Jim adds: “We never had any doubts that we could do it. But I remember my wife being quite upset about it. As we left from Glasgow airport, she thought we were going to our deaths.
“We didn’t think twice about it being dangerous – until we got there.”
After having lit their night-time kayaking perfectly, the 24-hour midnight sun suddenly turned overcast leaving the team with a dreadful sense of doom.
Jim recalls: “We timed the crossing for when the tides were running the slowest but it’s a complex area and a huge area of tidal water through a relatively narrow gap about two miles wide where the water runs very fast.
“As soon as the wind combines with fast tides it becomes a dangerous bit of water.
“It’s like trying to cross a river and the river is trying to push you down. You don’t know where the tide might take you. There was a lot of adrenalin.”
As well as the challenges of crossing the Maelstrom twice, the team had to overcome very severe magnetic anomalies on certain stretches of the trip.
Their food was bland and repetitive, usually oatcakes, Dairylea cheese spread and tomato pickle which, having been stored in the nose of their kayaks for weeks before departure, ended up tainted by styrene gas which seeped from the resin coating and left two of the team battling food poisoning.
“By the end, I never wanted to see another Cabana bar as long I lived,” adds Jim.

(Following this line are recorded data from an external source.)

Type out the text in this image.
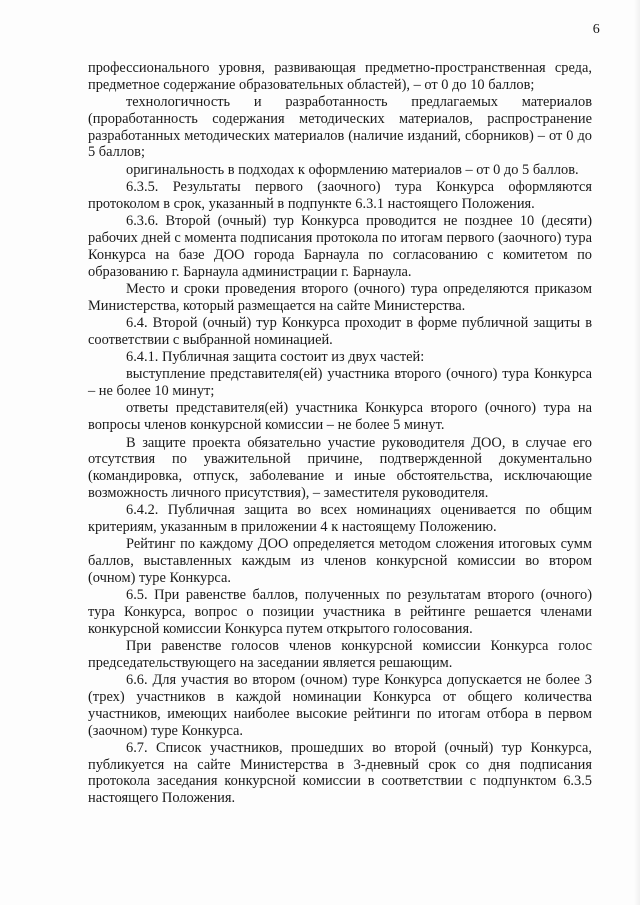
6

профессионального уровня, развивающая предметно-пространственная среда, предметное содержание образовательных областей), – от 0 до 10 баллов;

технологичность и разработанность предлагаемых материалов (проработанность содержания методических материалов, распространение разработанных методических материалов (наличие изданий, сборников) – от 0 до 5 баллов;

оригинальность в подходах к оформлению материалов – от 0 до 5 баллов.

6.3.5. Результаты первого (заочного) тура Конкурса оформляются протоколом в срок, указанный в подпункте 6.3.1 настоящего Положения.

6.3.6. Второй (очный) тур Конкурса проводится не позднее 10 (десяти) рабочих дней с момента подписания протокола по итогам первого (заочного) тура Конкурса на базе ДОО города Барнаула по согласованию с комитетом по образованию г. Барнаула администрации г. Барнаула.

Место и сроки проведения второго (очного) тура определяются приказом Министерства, который размещается на сайте Министерства.

6.4. Второй (очный) тур Конкурса проходит в форме публичной защиты в соответствии с выбранной номинацией.

6.4.1. Публичная защита состоит из двух частей:

выступление представителя(ей) участника второго (очного) тура Конкурса – не более 10 минут;

ответы представителя(ей) участника Конкурса второго (очного) тура на вопросы членов конкурсной комиссии – не более 5 минут.

В защите проекта обязательно участие руководителя ДОО, в случае его отсутствия по уважительной причине, подтвержденной документально (командировка, отпуск, заболевание и иные обстоятельства, исключающие возможность личного присутствия), – заместителя руководителя.

6.4.2. Публичная защита во всех номинациях оценивается по общим критериям, указанным в приложении 4 к настоящему Положению.

Рейтинг по каждому ДОО определяется методом сложения итоговых сумм баллов, выставленных каждым из членов конкурсной комиссии во втором (очном) туре Конкурса.

6.5. При равенстве баллов, полученных по результатам второго (очного) тура Конкурса, вопрос о позиции участника в рейтинге решается членами конкурсной комиссии Конкурса путем открытого голосования.

При равенстве голосов членов конкурсной комиссии Конкурса голос председательствующего на заседании является решающим.

6.6. Для участия во втором (очном) туре Конкурса допускается не более 3 (трех) участников в каждой номинации Конкурса от общего количества участников, имеющих наиболее высокие рейтинги по итогам отбора в первом (заочном) туре Конкурса.

6.7. Список участников, прошедших во второй (очный) тур Конкурса, публикуется на сайте Министерства в 3-дневный срок со дня подписания протокола заседания конкурсной комиссии в соответствии с подпунктом 6.3.5 настоящего Положения.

Nicola Scott, Exhibitions and Events Officer at the Scottish Maritime Museum, says the Scottish Kayak Expedition was an exciting highpoint in the history of sea kayaking.

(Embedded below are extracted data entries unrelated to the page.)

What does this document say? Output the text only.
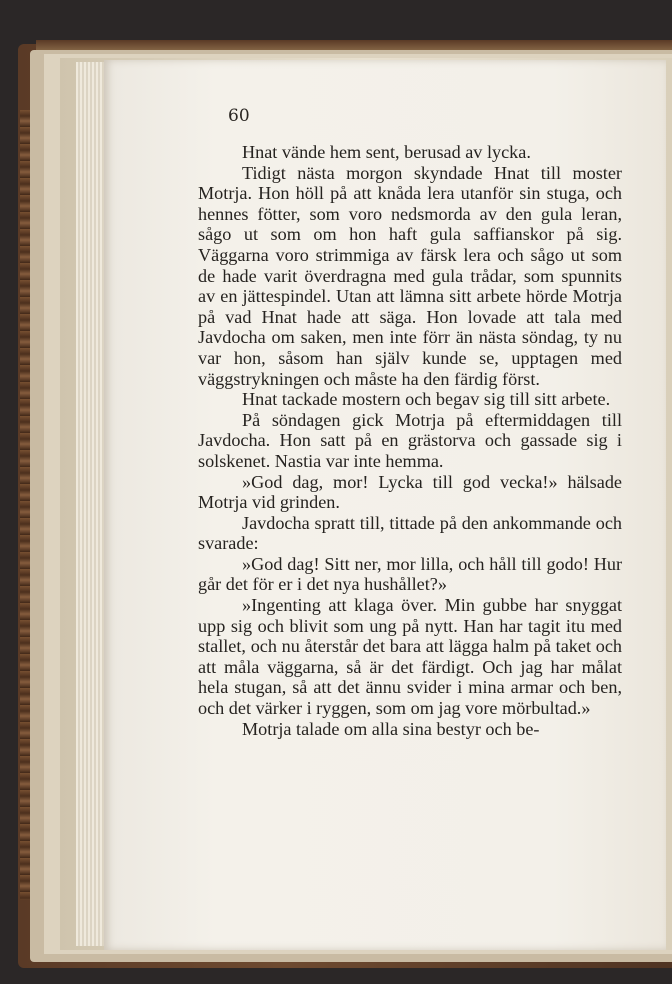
60

Hnat vände hem sent, berusad av lycka.

Tidigt nästa morgon skyndade Hnat till moster Motrja. Hon höll på att knåda lera utanför sin stuga, och hennes fötter, som voro nedsmorda av den gula leran, sågo ut som om hon haft gula saffianskor på sig. Väggarna voro strimmiga av färsk lera och sågo ut som de hade varit överdragna med gula trådar, som spunnits av en jättespindel. Utan att lämna sitt arbete hörde Motrja på vad Hnat hade att säga. Hon lovade att tala med Javdocha om saken, men inte förr än nästa söndag, ty nu var hon, såsom han själv kunde se, upptagen med väggstrykningen och måste ha den färdig först.

Hnat tackade mostern och begav sig till sitt arbete.

På söndagen gick Motrja på eftermiddagen till Javdocha. Hon satt på en grästorva och gassade sig i solskenet. Nastia var inte hemma.

»God dag, mor! Lycka till god vecka!» hälsade Motrja vid grinden.

Javdocha spratt till, tittade på den ankommande och svarade:

»God dag! Sitt ner, mor lilla, och håll till godo! Hur går det för er i det nya hushållet?»

»Ingenting att klaga över. Min gubbe har snyggat upp sig och blivit som ung på nytt. Han har tagit itu med stallet, och nu återstår det bara att lägga halm på taket och att måla väggarna, så är det färdigt. Och jag har målat hela stugan, så att det ännu svider i mina armar och ben, och det värker i ryggen, som om jag vore mörbultad.»

Motrja talade om alla sina bestyr och be-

“Not only was it the first major sea kayaking expedition and the first recorded sea kayak crossing of the Maelstrom, it offers a fascinating insight into the challenges and development of sea kayaking in the latter half of the 20th century,” she says.
“The kayak was invented some 4000 years ago in Arctic North America when Inuit people stretched animal skins over driftwood or whalebone frames as a means to hunt sea animals and move around by water.
“Although the sport of kayaking sparked interest in Europe in the 1800s, it wasn’t until the 1950s when the hardshell resin and fibreglass kayaks used on the 1980 expedition were developed.
“The 1980 expedition team also helped move sea kayak design on. The limitations of equipment at the time meant that they needed to design some of their own kit to overcome the cold and wet conditions.
“Altogether, the exhibition tells a captivating story of real adventure.”
Into the Maelstrom: The Scottish Kayak Expedition to North West Norway 1980 will be held at the Scottish Maritime Museum once Covid-19 restrictions allow.